Per una volta, forse una tra le prime, il ministro degli Esteri russo Sergei Lavrov dice il vero quando afferma che allo stato attuale «siamo ancora molto lontani da una soluzione politica e diplomatica della crisi» in Ucraina. Non dice il vero, ovviamente, quando accusa gli Stati Uniti e Occidente per la guerra ma che il negoziato sia tutto in salita sembra essere vero. Anche se il capo dell'ufficio di presidenza di Kiev Andrii Yermak apre un nuovo spiraglio parlando di possibile soluzione riportando la situazione territoriale «al 23 febbraio 2022», alla viglia dell'invasione russa, quando la Crimea era comunque già sotto il controllo di Mosca. Quella concessione territoriale all'invasore che potrebbe alla fine avere un peso decisivo. Ma solo in un futuro non immediato.

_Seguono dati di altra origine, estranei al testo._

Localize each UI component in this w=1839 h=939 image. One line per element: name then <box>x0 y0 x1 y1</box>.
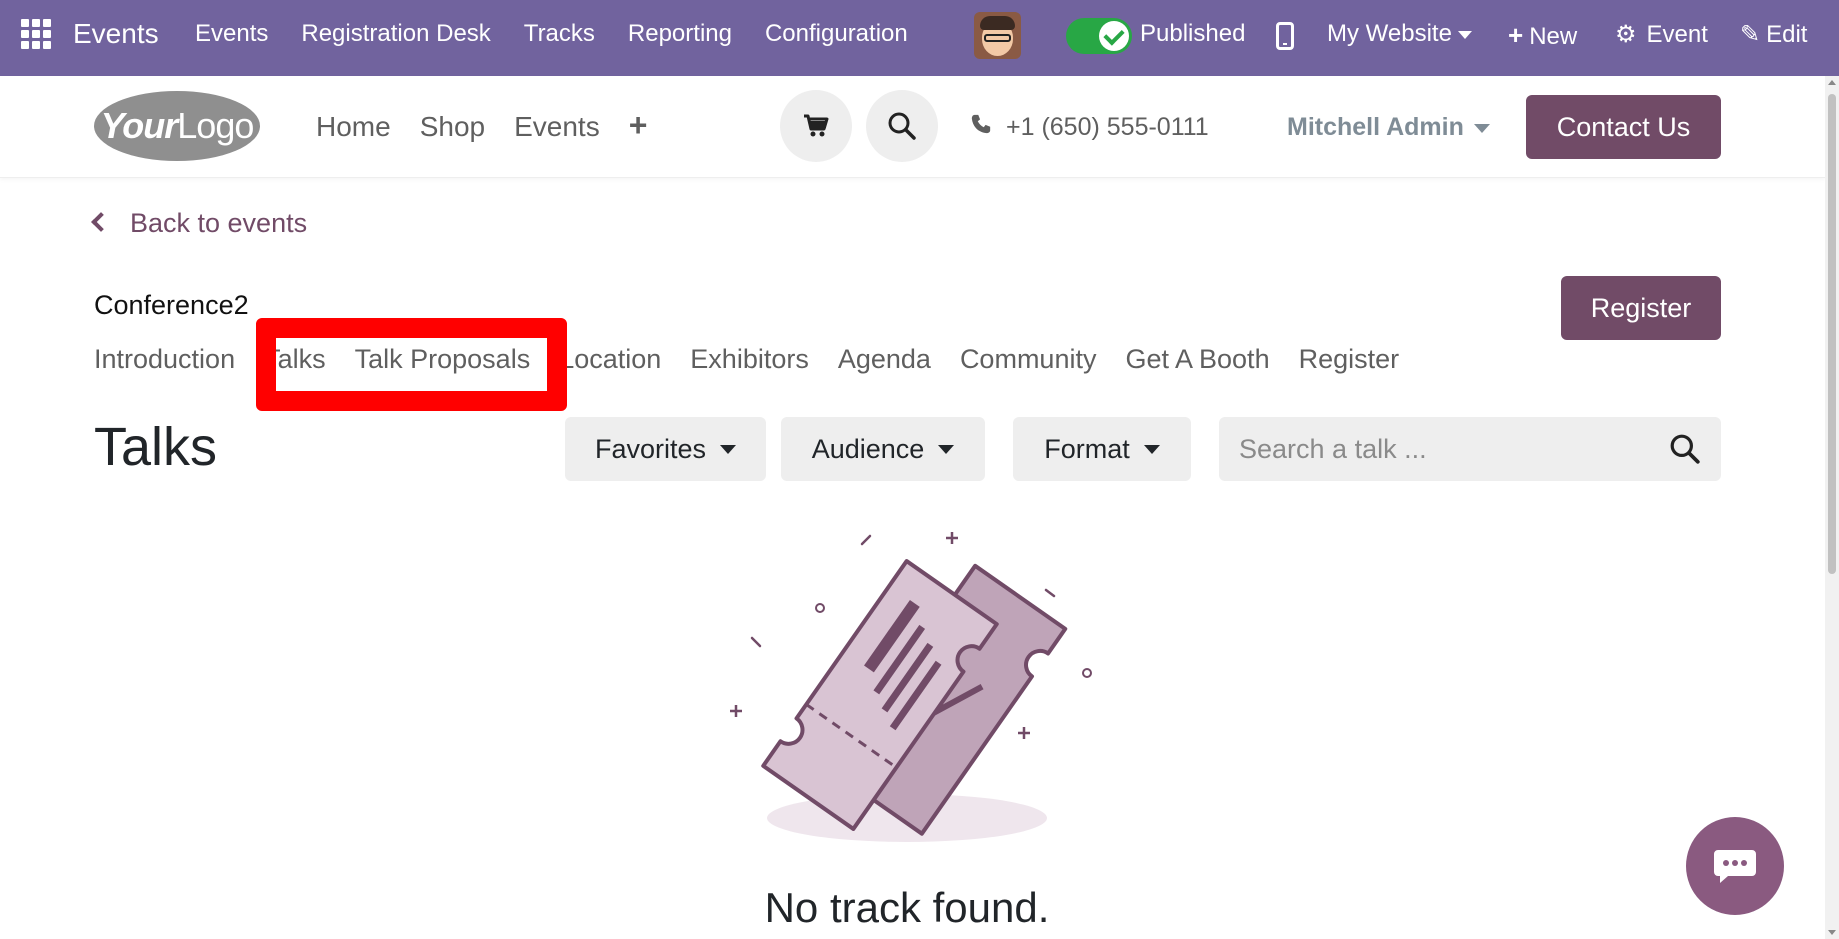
talk-search-input[interactable] <box>1239 427 1649 471</box>
admin-menu-tracks[interactable]: Tracks <box>524 20 595 48</box>
empty-state-message: No track found. <box>764 884 1050 931</box>
mobile-preview-icon[interactable] <box>1276 22 1294 50</box>
live-chat-button[interactable] <box>1686 817 1784 915</box>
scroll-up-arrow-icon[interactable] <box>1828 80 1836 85</box>
phone-number-text: +1 (650) 555-0111 <box>1006 113 1209 141</box>
scroll-down-arrow-icon[interactable] <box>1828 930 1836 935</box>
check-icon <box>1099 21 1129 51</box>
event-settings-button[interactable]: ⚙ Event <box>1615 20 1708 49</box>
scrollbar-thumb[interactable] <box>1828 94 1836 574</box>
app-name[interactable]: Events <box>73 18 159 50</box>
tab-register[interactable]: Register <box>1299 344 1400 375</box>
site-logo[interactable]: Your Logo <box>94 91 260 161</box>
admin-menu-reporting[interactable]: Reporting <box>628 20 732 48</box>
website-selector-label: My Website <box>1327 20 1452 47</box>
chevron-left-icon <box>91 211 111 232</box>
register-button[interactable]: Register <box>1561 276 1721 340</box>
admin-menu-configuration[interactable]: Configuration <box>765 20 908 48</box>
format-filter-dropdown[interactable]: Format <box>1013 417 1191 481</box>
page-title: Talks <box>94 417 218 477</box>
tab-talks[interactable]: Talks <box>264 344 326 375</box>
format-filter-label: Format <box>1044 433 1130 464</box>
search-icon[interactable] <box>1669 433 1701 465</box>
website-selector[interactable]: My Website <box>1327 20 1472 48</box>
edit-button[interactable]: ✎ Edit <box>1740 20 1807 49</box>
audience-filter-label: Audience <box>811 433 925 464</box>
tab-introduction[interactable]: Introduction <box>94 344 235 375</box>
favorites-filter-label: Favorites <box>594 433 707 464</box>
favorites-filter-dropdown[interactable]: Favorites <box>565 417 766 481</box>
avatar[interactable] <box>974 12 1021 59</box>
new-button[interactable]: + New <box>1508 20 1577 51</box>
caret-down-icon <box>1143 444 1160 454</box>
back-to-events-link[interactable]: Back to events <box>91 208 308 239</box>
new-button-label: New <box>1529 23 1578 50</box>
phone-icon <box>970 113 992 142</box>
page-scrollbar[interactable] <box>1825 76 1839 939</box>
apps-grid-icon[interactable] <box>21 19 51 49</box>
plus-icon: + <box>1508 20 1524 50</box>
event-tabs: Introduction Talks Talk Proposals Locati… <box>94 344 1428 375</box>
published-toggle[interactable] <box>1066 18 1132 54</box>
tab-community[interactable]: Community <box>960 344 1097 375</box>
phone-number[interactable]: +1 (650) 555-0111 <box>970 113 1209 142</box>
nav-events[interactable]: Events <box>514 111 600 144</box>
site-header: Your Logo Home Shop Events + +1 (650) 555… <box>0 76 1825 178</box>
add-menu-icon[interactable]: + <box>629 107 648 144</box>
nav-shop[interactable]: Shop <box>420 111 485 144</box>
admin-menu-registration-desk[interactable]: Registration Desk <box>301 20 490 48</box>
user-menu[interactable]: Mitchell Admin <box>1287 113 1490 142</box>
caret-down-icon <box>1473 123 1490 133</box>
tab-talk-proposals[interactable]: Talk Proposals <box>355 344 531 375</box>
event-button-label: Event <box>1646 21 1708 48</box>
caret-down-icon <box>1457 30 1472 39</box>
cart-button[interactable] <box>780 90 852 162</box>
chat-bubble-icon <box>1714 850 1756 883</box>
search-icon <box>888 112 916 140</box>
tab-exhibitors[interactable]: Exhibitors <box>690 344 809 375</box>
user-name: Mitchell Admin <box>1287 113 1464 141</box>
caret-down-icon <box>720 444 737 454</box>
header-search-button[interactable] <box>866 90 938 162</box>
cart-icon <box>804 114 829 137</box>
audience-filter-dropdown[interactable]: Audience <box>781 417 985 481</box>
tab-agenda[interactable]: Agenda <box>838 344 931 375</box>
nav-home[interactable]: Home <box>316 111 391 144</box>
event-name: Conference2 <box>94 290 249 320</box>
contact-us-button[interactable]: Contact Us <box>1526 95 1721 159</box>
admin-menu: Events Registration Desk Tracks Reportin… <box>195 20 941 48</box>
published-label: Published <box>1140 20 1246 47</box>
logo-text-1: Your <box>100 105 179 146</box>
back-to-events-label: Back to events <box>130 208 308 238</box>
admin-menu-events[interactable]: Events <box>195 20 268 48</box>
caret-down-icon <box>938 444 955 454</box>
logo-text-2: Logo <box>177 105 254 146</box>
tab-get-a-booth[interactable]: Get A Booth <box>1125 344 1269 375</box>
pencil-icon: ✎ <box>1740 21 1761 48</box>
edit-button-label: Edit <box>1766 21 1808 48</box>
empty-tickets-illustration <box>730 532 1092 842</box>
site-nav: Home Shop Events + <box>316 107 676 144</box>
tab-location[interactable]: Location <box>559 344 661 375</box>
admin-navbar: Events Events Registration Desk Tracks R… <box>0 0 1839 76</box>
talk-search-box <box>1219 417 1721 481</box>
gear-icon: ⚙ <box>1615 21 1637 48</box>
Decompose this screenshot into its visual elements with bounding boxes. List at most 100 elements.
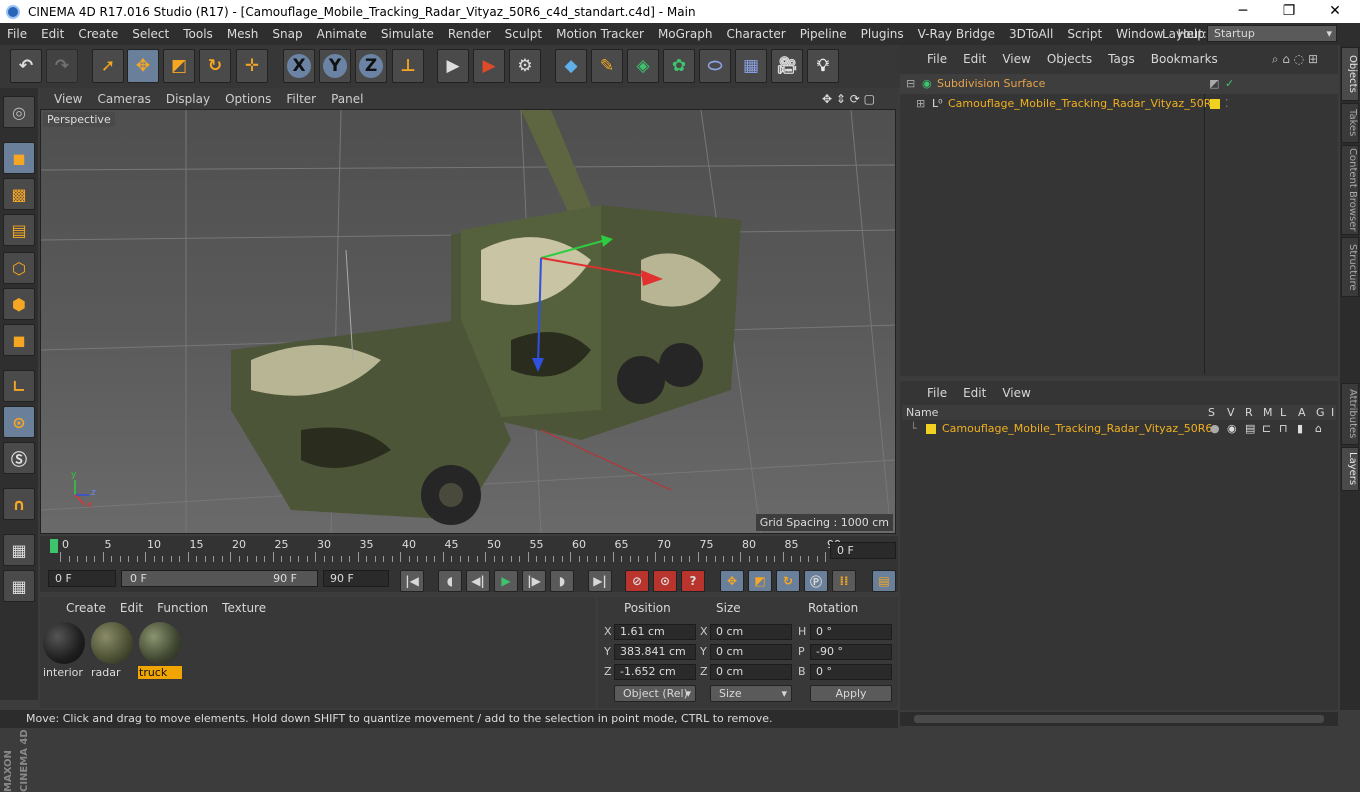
object-row-camouflage[interactable]: ⊞ L⁰ Camouflage_Mobile_Tracking_Radar_Vi… bbox=[900, 94, 1338, 114]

Perché la guerra va avanti senza sosta con un copione ormai consolidato: la Russia colpisce le città ucraine (ieri allerta in tutto il Paese) e cerca di avanzare quanto più possibile sul campo, specie nel Donetsk e nel Kursk. Kiev invece, forte del via libera all'utilizzo dei missili in territorio russo, colpisce basi militari e depositi di armi oltreconfine. Ma i cambiamenti non sono per il momento decisivi in un senso o nell'altro. E allora ecco, parallela, la guerra di parole e la ricerca di un dialogo che rimane solo in potenza. Yermak oltre ad auspicare l'ingresso nella Nato per «incoraggiare la Russia a scegliere la diplomazia», apre anche alle tante discusse concessioni territoriali, nella fattispecie della Crimea, sulla scia di quanto ipotizzato anche dal presidente Zelensky. Di contro però le parole di Lavrov spengono l'entusiasmo. A suo dire «Washington e i suoi satelliti sono ancora ossessionati dall'idea di infliggere una sconfitta strategica alla Russia», una logica tutta russa. Anzi, Lavrov minaccia: «Tutti i nostri avvertimenti secondo cui queste azioni inaccettabili (gli attacchi in territorio russo, ndr) avrebbero ricevuto una risposta adeguata sono stati ignorati. La Russia reagirà e nessuno ci impedirà il raggiungimenti degli obiettivi dell'operazione militare speciale», perché, anche a distanza di mille giorni, al Cremlino si fa fatica a chiamarla guerra. Aggiungendo poi, in maniera tragicomica, che «preferiamo sempre risolvere le questioni controverse con mezzi pacifici». Il suo vice Serghei Ryabkov non usa nemmeno perifrasi: «Gli Usa fermino l'escalation altrimenti la situazione diventerà troppo pericolosa per tutti, compresi gli stessi Stati Uniti». Da dove una voce non confermata ha confermato il caos. Alcuni media americani hanno infatti riportato che il presidente Biden, prima di lasciare la Casa Bianca, avrebbe rivolto un ultimo appello al Congresso per ottenere 24 miliardi di dollari in aiuti all'Ucraina per il sostegno militare. Frase, a quanto pare, mai pronunciata, ma tanto è bastato a Elon Musk, stretto collaboratore del presidente eletto Trump (che ieri ha nominato il generale Keith Kellogg come inviato speciale per l'Ucraina e la Russia), per dire «questo non va bene», segnale che con la nuova amministrazione potrebbero cambiare le cose, non in meglio per Kiev.
Ecco perché l'Europa si sta muovendo con forza anche se in ordine sparso.
Il premier slovacco Robert Fico ha detto che sarà a Mosca per incontrare Putin mentre, dopo il caso dell'espulsione del diplomatico britannico da Mosca, è scontro anche con Berlino, accusata dal Cremlino di aver chiuso l'ufficio della tv russa Primo Canale. «Accuse false», la replica, ma la tensione in Europa resta altissima. E il dialogo sempre più lontano.